CIDER With Kirsty mixes masterful folk improvisation specialists The Ciderhouse Rebellion with much-lauded, New Forest-bred vocalist Kirsty Merryn.

The collaboration has even extended to an album, The Devil’s On The Mast, which came out last summer. This provided the basis of the performance.

It tells tales of hidden lives that were the historic heartbeat of the country, the ‘wreckers and smugglers, midwives and landladies, snake-catchers and nightmen’.

And, given that the Ciderhouse duo of Adam Summerhayes, fiddle, and Murray Grainger, accordion, describe themselves, among other assets, as ‘occasionally unhinged’, what’s not to like.

Especially so, as Kirsty, who has opened for the likes of Show of Hands, Richard Thompson and numbers Phil Beer, Sam Kelly and Ben Walker as album friends, has a beautifully clear voice and is naturally set for greater things.

The Ciderhouse boys, together as a unit for just four years but with decades of experience, already have five albums behind them. They tend to spontaneously play what they are feeling, concocting unique experiences.

Thus, we strapped ourselves in and awaited some music of the moment.

A small, but enthusiastic audience greeted the trio; Kirsty, slight and in the folk ‘uniform’ of floaty maxi dress and DMs standing centre, flanked by Adam and Murray, both mostly in black.

Interestingly for a folk duo, Adam, a dead spit for actor Simon Farnaby (Detectorists, Ghosts) and the more voluble of the pair, and Murray, a slight resemblance to Willie Rushton in both voice and mannerisms, each played the same instrument all evening. No rack of spares for this pair and therefore no incessant tuning.

The pair had recently returned from Uzbekistan, where they had somehow ended up representing Britain in a music contest, with their arduous 40-hour journey home from Tashkent sure to provide the inspiration for future music.

Cider With Kirsty, as ever on such occasions, gave us the tales behind the songs as they played most, if not all, of The Devil’s On The Mast. Given this writer’s unfamiliarity with the material it was impossible to tell if they were improvising or not. Maybe that’s for the best.

The fiddle/accordion combination proved perfect for the occasion with the musicians aurally sculpting sounds behind the pure vocals of Kirsty. And they certainly knew how to end a song with impact, long finishes extracting every last note from their instruments.

We had songs about the old knocker-uppers (Knock Four Times), a tune from the perspective of deadly nightshade (Belladonna), smuggling villages and an excise man (No Grass Grows On His Grave) and the two-track sad tale of a Scottish midwife convicted of witchery (The Ballad of Agnes Sampson/The Prayer of Agnes Sampson).
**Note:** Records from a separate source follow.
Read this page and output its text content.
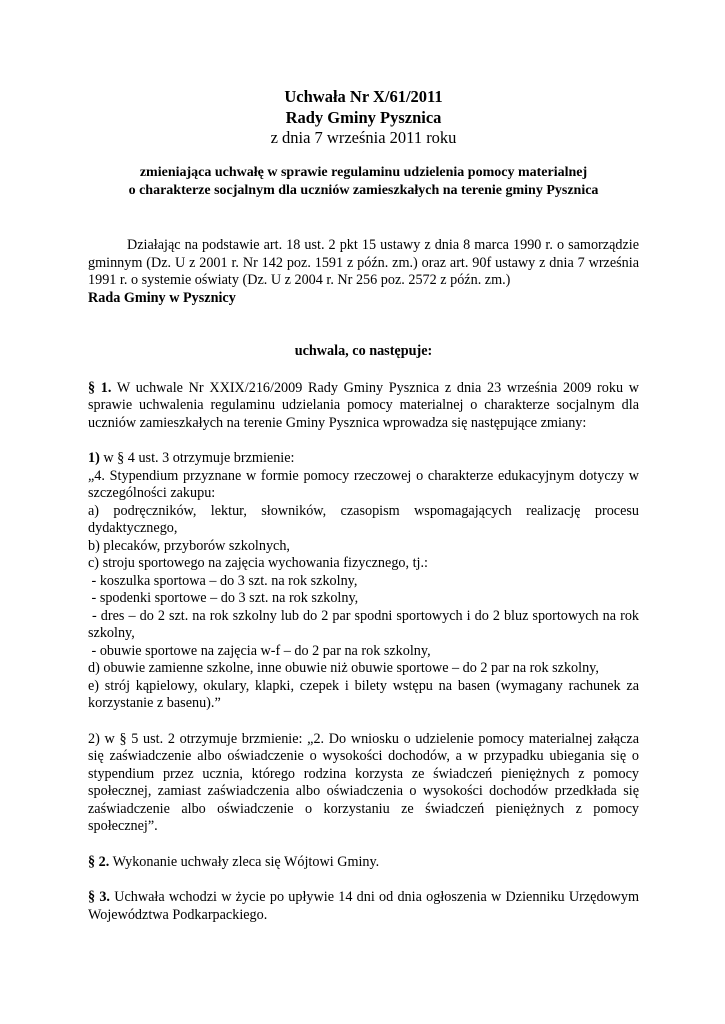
Uchwała Nr X/61/2011

Rady Gminy Pysznica

z dnia 7 września 2011 roku

zmieniająca uchwałę w sprawie regulaminu udzielenia pomocy materialnej
o charakterze socjalnym dla uczniów zamieszkałych na terenie gminy Pysznica

Działając na podstawie art. 18 ust. 2 pkt 15 ustawy z dnia 8 marca 1990 r. o samorządzie gminnym (Dz. U z 2001 r. Nr 142 poz. 1591 z późn. zm.) oraz art. 90f ustawy z dnia 7 września 1991 r. o systemie oświaty (Dz. U z 2004 r. Nr 256 poz. 2572 z późn. zm.)

Rada Gminy w Pysznicy

uchwala, co następuje:

§ 1. W uchwale Nr XXIX/216/2009 Rady Gminy Pysznica z dnia 23 września 2009 roku w sprawie uchwalenia regulaminu udzielania pomocy materialnej o charakterze socjalnym dla uczniów zamieszkałych na terenie Gminy Pysznica wprowadza się następujące zmiany:

1) w § 4 ust. 3 otrzymuje brzmienie:

„4. Stypendium przyznane w formie pomocy rzeczowej o charakterze edukacyjnym dotyczy w szczególności zakupu:

a) podręczników, lektur, słowników, czasopism wspomagających realizację procesu dydaktycznego,

b) plecaków, przyborów szkolnych,

c) stroju sportowego na zajęcia wychowania fizycznego, tj.:

- koszulka sportowa – do 3 szt. na rok szkolny,

- spodenki sportowe – do 3 szt. na rok szkolny,

- dres – do 2 szt. na rok szkolny lub do 2 par spodni sportowych i do 2 bluz sportowych na rok szkolny,

- obuwie sportowe na zajęcia w-f – do 2 par na rok szkolny,

d) obuwie zamienne szkolne, inne obuwie niż obuwie sportowe – do 2 par na rok szkolny,

e) strój kąpielowy, okulary, klapki, czepek i bilety wstępu na basen (wymagany rachunek za korzystanie z basenu).”

2) w § 5 ust. 2 otrzymuje brzmienie: „2. Do wniosku o udzielenie pomocy materialnej załącza się zaświadczenie albo oświadczenie o wysokości dochodów, a w przypadku ubiegania się o stypendium przez ucznia, którego rodzina korzysta ze świadczeń pieniężnych z pomocy społecznej, zamiast zaświadczenia albo oświadczenia o wysokości dochodów przedkłada się zaświadczenie albo oświadczenie o korzystaniu ze świadczeń pieniężnych z pomocy społecznej”.

§ 2. Wykonanie uchwały zleca się Wójtowi Gminy.

§ 3. Uchwała wchodzi w życie po upływie 14 dni od dnia ogłoszenia w Dzienniku Urzędowym Województwa Podkarpackiego.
As ever, murder and misery was a major contributor to the album, recorded on the North York Moors, but Kirsty’s Forest roots came to the fore with Brusher Mills, the story of the famous Brockenhurst snake catcher (he caught 30,000 in 18 years) who died in 1905 while living in an outhouse at the village’s Railway Inn (now the Snakecatcher), incidentally the same pub where Adam said he first tasted beer.

The perils and rewards of being a gongfarmer (look it up) and lost rings in Elizabethan times was recalled in the upbeat The Queen And The Nightman, while the doldrums came to the fore on Becalmed, before a Yates’ poem was the basis of The Song Of The Old Mother, which, typically, saw the threesome end on a minor key.